Deutschland im Dürregriff: Süden und Osten besonders schwer betroffen – UFZ warnt vor anhaltender Trockenheit

Die aktuelle Dürremonitor-Karte des UFZ Helmholtz-Zentrums für Umweltforschung zeigt ein besorgniserregendes Bild: Große Teile Deutschlands leiden unter ausgeprägter bis außergewöhnlicher Dürre.

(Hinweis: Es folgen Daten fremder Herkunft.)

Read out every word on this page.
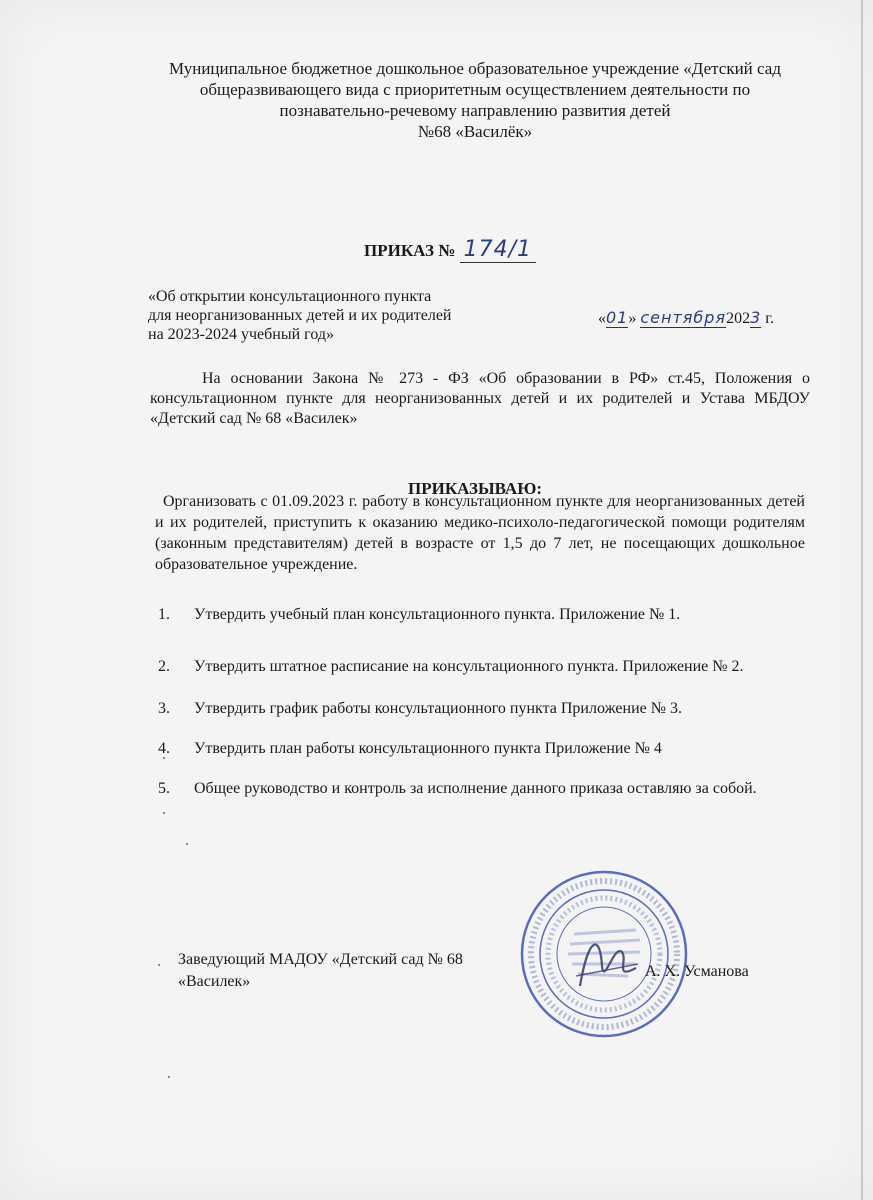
Муниципальное бюджетное дошкольное образовательное учреждение «Детский сад
общеразвивающего вида с приоритетным осуществлением деятельности по
познавательно-речевому направлению развития детей
№68 «Василёк»
ПРИКАЗ № 174/1
«Об открытии консультационного пункта
для неорганизованных детей и их родителей
на 2023-2024 учебный год»
«01» сентября2023 г.
На основании Закона № 273 - ФЗ «Об образовании в РФ» ст.45, Положения о консультационном пункте для неорганизованных детей и их родителей и Устава МБДОУ «Детский сад № 68 «Василек»
ПРИКАЗЫВАЮ:
Организовать с 01.09.2023 г. работу в консультационном пункте для неорганизованных детей и их родителей, приступить к оказанию медико-психоло-педагогической помощи родителям (законным представителям) детей в возрасте от 1,5 до 7 лет, не посещающих дошкольное образовательное учреждение.
1. Утвердить учебный план консультационного пункта. Приложение № 1.
2. Утвердить штатное расписание на консультационного пункта. Приложение № 2.
3. Утвердить график работы консультационного пункта Приложение № 3.
4. Утвердить план работы консультационного пункта Приложение № 4
5. Общее руководство и контроль за исполнение данного приказа оставляю за собой.
Заведующий МАДОУ «Детский сад № 68
«Василек»
А. Х. Усманова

Besonders dramatisch ist die Lage im Süden und Osten des Landes, wo sich dunkelrote Flächen über weite Landstriche ziehen.

Aktuelle Dürrekarte Deutschland (Quelle: UFZ Dürremonitor)
Aktuelle Dürrekarte Deutschland (Quelle: UFZ Dürremonitor)

Am stärksten betroffen sind Bayern, Sachsen, Sachsen-Anhalt und Thüringen sowie Teile von Baden-Württemberg. Hier zeigt der Soil Moisture Index (SMI) teilweise außergewöhnliche Dürrebedingungen an. Auch in Brandenburg, Mecklenburg-Vorpommern und dem östlichen Niedersachsen herrscht vielerorts extreme Trockenheit. Etwas entspannter stellt sich die Lage lediglich an der Nordseeküste und in Teilen Nordrhein-Westfalens dar, wo gelbe bis orangefarbene Bereiche auf moderate Trockenheit hinweisen.

Die Niederschläge der vergangenen Woche bringen kaum Entlastung für die ausgetrockneten Böden. Zwar fielen in Sachsen (47,8 mm) und Thüringen (42,7 mm) überdurchschnittlich viel Regen, doch diese Mengen reichen bei weitem nicht aus, um die tieferen Bodenschichten wieder ausreichend zu befeuchten. Besonders problematisch: In den ohnehin trockenen nördlichen Bundesländern wie Schleswig-Holstein (6,7 mm) und Hamburg (8,3 mm) blieben die Niederschläge minimal. Auch die Wetterprognose der nächsten drei Tage verspricht keine nachhaltige Besserung – die erwarteten 7,9 mm deutschlandweit sind viel zu wenig, um die Dürresituation spürbar zu verbessern.

Für die Landwirtschaft bedeutet diese anhaltende Trockenheit erhebliche Probleme bei der Frühjahrsbestellung und dem Pflanzenwachstum. Besonders Wintergetreide und Raps leiden unter dem Wassermangel. In der Forstwirtschaft steigt die Waldbrandgefahr erheblich an, während die Wasserversorgung in den betroffenen Regionen zunehmend unter Druck gerät. Brunnen und Grundwasserspiegel sind vielerorts bereits bedenklich niedrig.